With our model you can actually keep FPS solid while killing API costs. Our build runs a ~1B-param model under ~2 GB RAM at 4-bit/8-bit mixes. That’s well within budgets on PC and current consoles, and it’s under what big mobile titles reserve on modern phones. We also offload layers onto the GPU and CPU to split the work. Inference runs on low-priority/async queues so the renderer isn’t starved. Another key issue using frontier models / cloud infrastructure is pure latency. Even fast cloud endpoints can add hundreds of ms at busy times. Of course, it depends on what you are using it for but for things like dialogue, latency is especially important.

Does GladeCore work offline?

Yes. Everything (LLM + optional STT/TTS) can run fully offline. You can also mix: e.g., local LLM + cloud TTS (ElevenLabs) or vice versa.

What speech options are available?

STT (Speech-to-Text): Multilingual, on-device model by default. TTS (Text-to-Speech): Local Piper voices or ElevenLabs API. You can switch per-NPC or per-platform.

Common Bugs (Unreal Engine)

Plugin GladeCore failed to load because module GladeCore could not be loaded?

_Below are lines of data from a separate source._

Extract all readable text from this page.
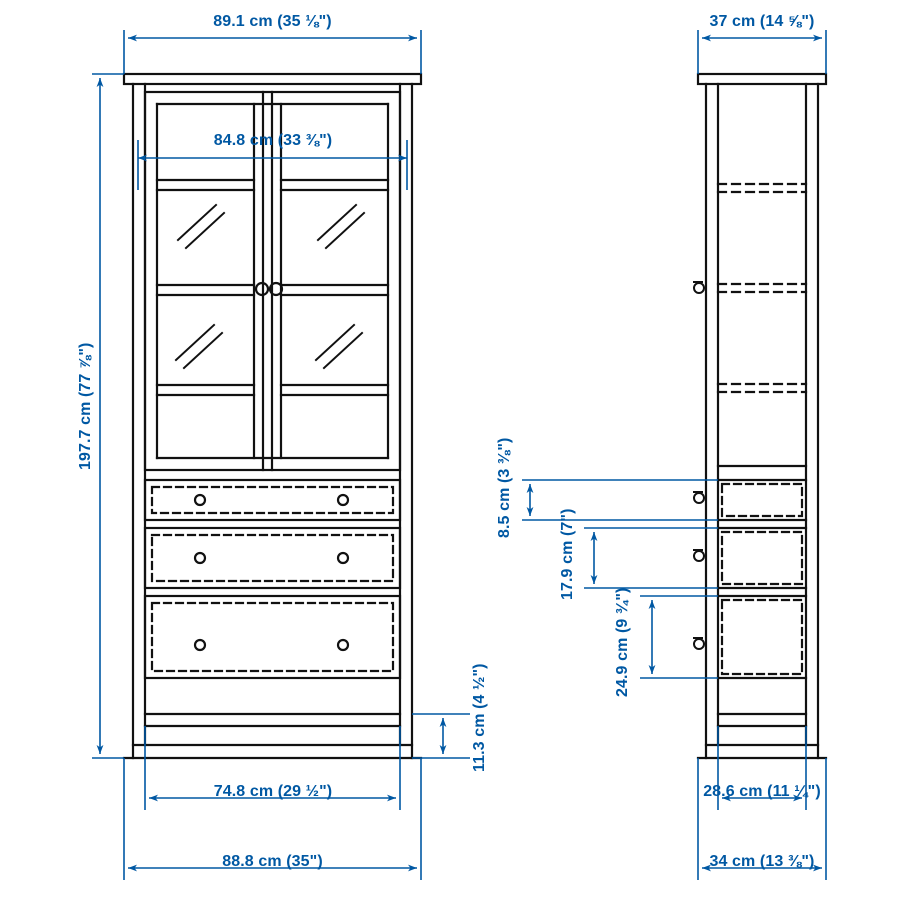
89.1 cm (35 ⅛")
84.8 cm (33 ⅜")
197.7 cm (77 ⅞")
74.8 cm (29 ½")
88.8 cm (35")
11.3 cm (4 ½")
37 cm (14 ⅝")
28.6 cm (11 ¼")
34 cm (13 ⅜")
8.5 cm (3 ⅜")
17.9 cm (7")
24.9 cm (9 ¾")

By following all the steps on our documentation, this error should not pop up: https://docs.gladecore.com/unreal/installation Fix this error by checking the following: 
  • Make sure the Project you are integrating GladeCore in is a C++ Project
  • Make sure to copy the downloaded plugin into your project directory’s Plugins folder (if there is no Plugins folder yet, make one). Then rename the copied folder to GladeCore, so your folder structure should be, for example: MyProject/Plugins/GladeCore. After you do this, also delete your project’s Binaries and Intermediate folder and rebuild. 
  • Your default source code is set to an IDE that is supported by Unreal Engine (such as Visual Studio or JetBrains Rider), not Visual Studio Code 
On newer UE versions, disable NNE plugins when prompted. Metahuman Creator/editor plugins can sometimes conflict - disable runtime-editor creators you don’t need in-project.